Dans les sites, des fora donnent l’occasion à des internautes avisés de donner leur avis sur des cas de viols relatés. Chacun y va de son commentaire. « Les hommes ne violent pas, ce sont les femmes qui violent ». « Les femmes sont comme les lois, elles sont faites pour être violées » tance un internaute. Un autre peste contre le sexe faible, « les femmes nous amerdent avec les cas de viol » (sic). Une âme bien née en appelle à la miséricorde, « soyez comme le christ pardonnez le son erreur est humain wassalame » (sic). Sur le viol de deux petites filles par leur grand père, un autre dira « Grand père deful dara » grand père n’a rien fait, il a été malmené par sa libido car grand-mère a fait chambre à part. Certains internautes invitent les pères à bastonner leurs filles qui viendraient crier au viol après s’être rendue  dans un endroit ambigu. D’autres appellent à l’introspection, au retour à des valeurs ancestrales et religieuses, Certains demandent l’application de la charia pour lapider systématiquement présumé violeur et présumée victime qui se sont rendus coupables de toutes les façons d’adultère. D’aucuns ont même « demandé » à la victime d’épouser son agresseur pour éviter des peines de prison pour attentat à la pudeur et d’être déshonorée.

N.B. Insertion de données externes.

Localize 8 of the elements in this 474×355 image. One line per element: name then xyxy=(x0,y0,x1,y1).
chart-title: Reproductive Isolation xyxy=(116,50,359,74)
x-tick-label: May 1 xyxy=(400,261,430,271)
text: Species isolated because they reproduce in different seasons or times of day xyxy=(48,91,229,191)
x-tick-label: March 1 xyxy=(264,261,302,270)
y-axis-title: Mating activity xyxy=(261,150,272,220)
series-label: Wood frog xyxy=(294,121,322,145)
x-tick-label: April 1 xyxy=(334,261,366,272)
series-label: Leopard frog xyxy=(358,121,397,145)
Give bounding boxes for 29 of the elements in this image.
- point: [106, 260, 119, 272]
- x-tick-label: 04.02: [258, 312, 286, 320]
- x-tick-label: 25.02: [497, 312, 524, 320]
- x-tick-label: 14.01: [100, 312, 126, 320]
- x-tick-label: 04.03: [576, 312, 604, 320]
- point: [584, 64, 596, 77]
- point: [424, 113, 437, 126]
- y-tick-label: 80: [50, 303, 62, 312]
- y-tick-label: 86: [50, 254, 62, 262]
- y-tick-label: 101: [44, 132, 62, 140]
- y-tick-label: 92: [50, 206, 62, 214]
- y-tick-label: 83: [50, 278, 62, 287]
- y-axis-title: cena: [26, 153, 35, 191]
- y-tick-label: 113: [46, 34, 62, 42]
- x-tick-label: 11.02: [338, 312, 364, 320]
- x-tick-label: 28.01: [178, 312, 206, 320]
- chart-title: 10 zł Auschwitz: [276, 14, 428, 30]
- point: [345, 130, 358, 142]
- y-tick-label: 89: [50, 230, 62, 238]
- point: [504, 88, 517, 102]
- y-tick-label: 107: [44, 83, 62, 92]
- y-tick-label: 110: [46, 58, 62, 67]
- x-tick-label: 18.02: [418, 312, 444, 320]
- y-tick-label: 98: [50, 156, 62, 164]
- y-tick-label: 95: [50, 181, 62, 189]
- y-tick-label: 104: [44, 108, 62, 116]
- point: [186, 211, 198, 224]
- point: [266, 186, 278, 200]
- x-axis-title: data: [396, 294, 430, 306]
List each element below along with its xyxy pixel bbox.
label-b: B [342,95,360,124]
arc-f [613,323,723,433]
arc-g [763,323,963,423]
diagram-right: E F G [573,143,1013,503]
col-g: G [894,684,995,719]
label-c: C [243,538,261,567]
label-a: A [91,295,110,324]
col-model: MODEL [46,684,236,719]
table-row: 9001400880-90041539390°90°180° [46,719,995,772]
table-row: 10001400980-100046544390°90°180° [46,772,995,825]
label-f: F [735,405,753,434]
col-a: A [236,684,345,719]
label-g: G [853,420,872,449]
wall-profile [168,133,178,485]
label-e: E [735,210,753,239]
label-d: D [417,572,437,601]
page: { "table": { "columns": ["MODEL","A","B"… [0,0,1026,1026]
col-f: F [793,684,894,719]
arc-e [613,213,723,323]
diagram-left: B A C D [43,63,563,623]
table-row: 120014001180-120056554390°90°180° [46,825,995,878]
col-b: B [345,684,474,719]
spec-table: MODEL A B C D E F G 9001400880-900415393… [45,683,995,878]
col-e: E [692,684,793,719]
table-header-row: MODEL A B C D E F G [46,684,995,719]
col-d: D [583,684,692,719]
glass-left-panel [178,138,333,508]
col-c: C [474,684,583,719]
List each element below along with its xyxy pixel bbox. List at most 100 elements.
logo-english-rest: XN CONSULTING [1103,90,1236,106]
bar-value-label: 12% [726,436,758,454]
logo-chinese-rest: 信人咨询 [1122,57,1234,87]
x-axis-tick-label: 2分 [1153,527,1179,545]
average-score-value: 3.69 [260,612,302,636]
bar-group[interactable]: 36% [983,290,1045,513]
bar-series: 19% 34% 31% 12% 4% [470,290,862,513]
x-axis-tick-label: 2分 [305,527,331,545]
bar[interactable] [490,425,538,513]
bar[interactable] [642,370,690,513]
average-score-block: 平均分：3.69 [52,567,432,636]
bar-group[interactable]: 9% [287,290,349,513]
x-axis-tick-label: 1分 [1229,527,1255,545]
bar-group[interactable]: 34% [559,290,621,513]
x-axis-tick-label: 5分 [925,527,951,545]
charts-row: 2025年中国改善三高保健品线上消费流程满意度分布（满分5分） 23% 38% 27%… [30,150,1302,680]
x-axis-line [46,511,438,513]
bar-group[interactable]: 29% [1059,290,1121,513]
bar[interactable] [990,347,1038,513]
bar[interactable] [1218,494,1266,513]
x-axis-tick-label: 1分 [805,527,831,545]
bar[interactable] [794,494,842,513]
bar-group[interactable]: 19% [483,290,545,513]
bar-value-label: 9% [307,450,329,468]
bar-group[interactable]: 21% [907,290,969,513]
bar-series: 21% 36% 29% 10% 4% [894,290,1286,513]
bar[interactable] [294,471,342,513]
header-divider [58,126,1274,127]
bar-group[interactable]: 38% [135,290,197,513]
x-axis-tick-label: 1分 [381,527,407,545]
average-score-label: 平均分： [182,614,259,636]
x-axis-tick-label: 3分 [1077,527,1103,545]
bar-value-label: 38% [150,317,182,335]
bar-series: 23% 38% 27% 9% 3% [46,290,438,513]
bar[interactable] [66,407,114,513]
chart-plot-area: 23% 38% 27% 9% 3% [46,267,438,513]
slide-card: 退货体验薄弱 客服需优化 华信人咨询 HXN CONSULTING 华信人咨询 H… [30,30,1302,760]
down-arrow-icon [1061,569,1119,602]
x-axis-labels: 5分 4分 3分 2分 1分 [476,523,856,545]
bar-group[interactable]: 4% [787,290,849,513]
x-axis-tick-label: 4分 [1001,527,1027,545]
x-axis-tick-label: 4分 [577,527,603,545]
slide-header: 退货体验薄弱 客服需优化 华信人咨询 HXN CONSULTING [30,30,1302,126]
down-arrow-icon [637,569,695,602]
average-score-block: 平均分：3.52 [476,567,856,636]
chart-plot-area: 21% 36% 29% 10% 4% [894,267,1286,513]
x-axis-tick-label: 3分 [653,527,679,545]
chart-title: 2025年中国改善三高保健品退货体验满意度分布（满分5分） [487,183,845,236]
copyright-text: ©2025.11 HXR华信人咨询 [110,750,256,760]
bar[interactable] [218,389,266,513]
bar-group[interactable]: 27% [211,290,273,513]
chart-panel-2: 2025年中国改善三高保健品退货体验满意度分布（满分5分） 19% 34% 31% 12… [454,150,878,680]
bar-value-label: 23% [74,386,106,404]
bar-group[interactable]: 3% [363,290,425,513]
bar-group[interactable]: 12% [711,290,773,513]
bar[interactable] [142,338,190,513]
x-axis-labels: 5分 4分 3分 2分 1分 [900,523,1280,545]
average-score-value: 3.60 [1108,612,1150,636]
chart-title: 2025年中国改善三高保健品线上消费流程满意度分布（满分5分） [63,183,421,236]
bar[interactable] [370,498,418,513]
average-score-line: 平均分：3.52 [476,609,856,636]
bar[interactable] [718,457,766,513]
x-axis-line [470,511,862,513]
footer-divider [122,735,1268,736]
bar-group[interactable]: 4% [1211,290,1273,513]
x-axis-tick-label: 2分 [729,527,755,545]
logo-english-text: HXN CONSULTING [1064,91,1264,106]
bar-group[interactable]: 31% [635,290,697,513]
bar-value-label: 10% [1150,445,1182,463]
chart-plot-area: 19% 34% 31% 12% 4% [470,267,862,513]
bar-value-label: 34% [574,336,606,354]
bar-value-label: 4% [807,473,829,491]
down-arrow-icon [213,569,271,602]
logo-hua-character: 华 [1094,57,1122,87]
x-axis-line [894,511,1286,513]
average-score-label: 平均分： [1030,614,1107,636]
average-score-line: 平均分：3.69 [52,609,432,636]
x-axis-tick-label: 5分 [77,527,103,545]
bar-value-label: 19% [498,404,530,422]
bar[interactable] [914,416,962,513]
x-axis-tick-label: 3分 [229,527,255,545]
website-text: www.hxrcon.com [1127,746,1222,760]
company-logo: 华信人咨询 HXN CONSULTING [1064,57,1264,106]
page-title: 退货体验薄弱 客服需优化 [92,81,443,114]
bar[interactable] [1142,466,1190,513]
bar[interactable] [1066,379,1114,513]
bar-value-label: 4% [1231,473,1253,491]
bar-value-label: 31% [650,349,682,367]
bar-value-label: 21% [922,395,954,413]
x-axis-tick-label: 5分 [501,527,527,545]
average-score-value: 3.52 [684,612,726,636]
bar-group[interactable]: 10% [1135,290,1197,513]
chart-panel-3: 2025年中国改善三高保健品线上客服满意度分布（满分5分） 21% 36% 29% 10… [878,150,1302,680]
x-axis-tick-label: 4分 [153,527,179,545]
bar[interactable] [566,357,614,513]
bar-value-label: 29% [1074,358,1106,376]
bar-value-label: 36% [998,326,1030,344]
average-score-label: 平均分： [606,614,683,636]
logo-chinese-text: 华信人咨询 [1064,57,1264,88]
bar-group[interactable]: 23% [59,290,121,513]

Bref, les avis des experts sont profonds et partagés sur la question. Fatou Kiné Camara, la présidente de l’association des femmes juristes elle, considère que « les hommes accusés d’agression sexuelle ne sont jamais stigmatisés (au contraire, pour la société en général ce sont eux les victimes, sauf si la personne violée est un garçon ou un bébé, c’est seulement dans ces cas que le violeur est perçu comme un pervers). En revanche, les victimes d’agression sexuelle sont toujours présentées comme des menteuses, des maîtres-chanteuses, des provocatrices, des mal-éduquées, des filles ou des femmes qui ont eu, en tous les cas, la leçon qu’elles méritaient ».